Zulip Chat Archive
Stream: new members
Topic: trinum proof with induction help
Joseph O (Nov 06 2022 at 01:24):
i have this theorem so far
import algebra.group_with_zero.units
import tactic.qify
import data.nat.parity
def sum' : ℕ → ℕ
| 0 := 0
| (n+1) := n + 1 + sum' n
lemma trinum :
∀ n : ℕ, n*(n-1)/2 = sum' n :=
begin
intro n,
let h : even (n * (n-1)) :=
begin
apply nat.even_mul_self_pred,
end,
rw nat.div_eq_iff_eq_mul_left,
induction n,
{
rw zero_mul,
have h : sum' 0 = 0 := rfl,
rw h,
rw zero_mul,
},
{
rw nat.succ_sub_one,
rw nat.succ_mul,
sorry,
},
simp,
exact even_iff_two_dvd.mp h,
end
and in my paper proof and lean proof, I'm not sure how to proceed to work with the sum' (succ n)
in the goal for the block with sorry
:
state:
case nat.succ
n_n : ℕ,
n_ih : let h : even (n_n * (n_n - 1)) := _ in n_n * (n_n - 1) = sum' n_n * 2,
h : even (n_n.succ * (n_n.succ - 1)) := n_n.succ.even_mul_self_pred
⊢ n_n * n_n + n_n = sum' n_n.succ * 2
NOTE: i don't want the full solution to the proof, just whatever answers the question. or, if my proof is completely bogus and stupid, you can let me know if i have to restart (and maybe with a hint as to what to do)
Patrick Johnson (Nov 06 2022 at 03:33):
- Use
have h
instead oflet h
and move it after induction - Use
induction n with n ih
to make variable names nicer - At the
sorry
, usedunfold sum'
and thenrw [add_mul, ←ih]
Patrick Johnson (Nov 06 2022 at 03:37):
Note also that your statement is incorrect. It should be n * (n + 1) / 2
.
Kevin Buzzard (Nov 06 2022 at 09:58):
Your statement is also morally incorrect in that it uses pathological functions like natural subtraction and division. Your sum'
type should be taking values in rationals if you want to faithfully represent the mathematics.

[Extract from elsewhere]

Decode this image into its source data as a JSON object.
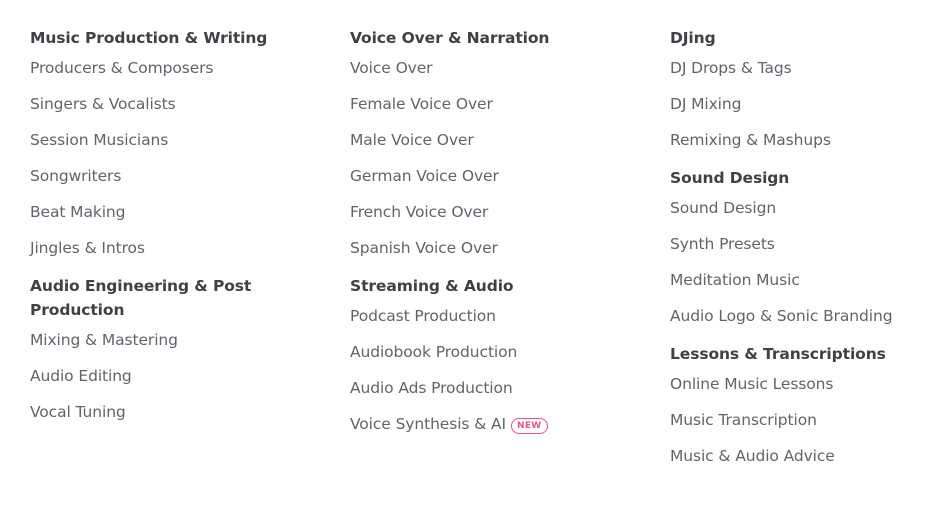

Joseph O (Nov 06 2022 at 12:44):
Yeah sorry for the trouble, i just realized that
Patrick Johnson said:
- Use
have h
instead oflet h
and move it after induction- Use
induction n with n ih
to make variable names nicer- At the
sorry
, usedunfold sum'
and thenrw [add_mul, ←ih]
Joseph O (Nov 06 2022 at 12:44):
also what does dunfold
do?
Kyle Miller (Nov 06 2022 at 12:55):
tactic#dunfold and tactic#unfold are for unfolding definitions. The difference is that dunfold
will only unfold definitions that can be definitionally unfolded (it will only work whenever tactic#change would work)

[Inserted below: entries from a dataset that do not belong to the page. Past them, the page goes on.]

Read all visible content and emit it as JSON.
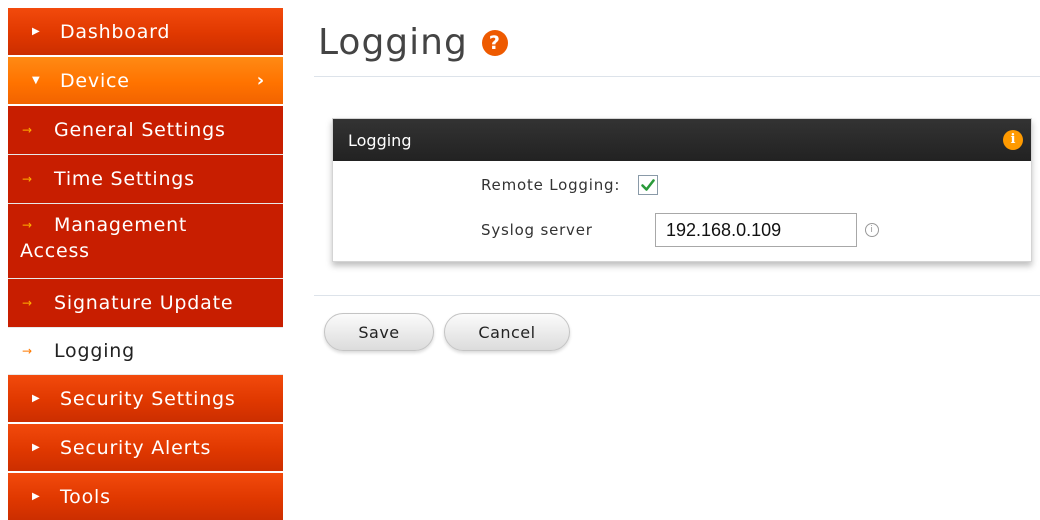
{
  "sidebar": {
    "dashboard": "Dashboard",
    "device": "Device",
    "device_sub": [
      "General Settings",
      "Time Settings",
      "Management",
      "Access",
      "Signature Update",
      "Logging"
    ],
    "security_settings": "Security Settings",
    "security_alerts": "Security Alerts",
    "tools": "Tools"
  },
  "page": {
    "title": "Logging"
  },
  "panel": {
    "title": "Logging",
    "remote_logging_label": "Remote Logging:",
    "remote_logging_checked": true,
    "syslog_label": "Syslog server",
    "syslog_value": "192.168.0.109"
  },
  "buttons": {
    "save": "Save",
    "cancel": "Cancel"
  },
  "colors": {
    "menu_red": "#c81e00",
    "menu_orange": "#ff7300",
    "header_dark": "#222222",
    "accent": "#ee5a00",
    "check_green": "#2a9a3a"
  }
}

Kyle Miller (Nov 06 2022 at 12:56):
It's like tactic#dsimp vs tactic#simp.
Kyle Miller (Nov 06 2022 at 12:57):
I think you can just use tactic#unfold and pretend tactic#dunfold doesn't exist (at least until you deal with more complicated dependent types where occasionally unfold doesn't work but dunfold does)
Joseph O (Nov 06 2022 at 13:06):
I see. Thank you, I was looking for this
Joseph O (Nov 06 2022 at 13:25):
@Kyle Miller i am unsure how to work with this goal
n: ℕ
ih: even (n * (n + 1)) → n * (n + 1) = sum' n * 2
h: even (n.succ * (n.succ + 1))
⊢ n * (n + 1) + n + (n + 1).succ = (n + 1) * 2 + n * (n + 1)
Joseph O (Nov 06 2022 at 13:27):
how can i turn (n+1).succ
into n+2
?
Last updated: Dec 20 2023 at 11:08 UTC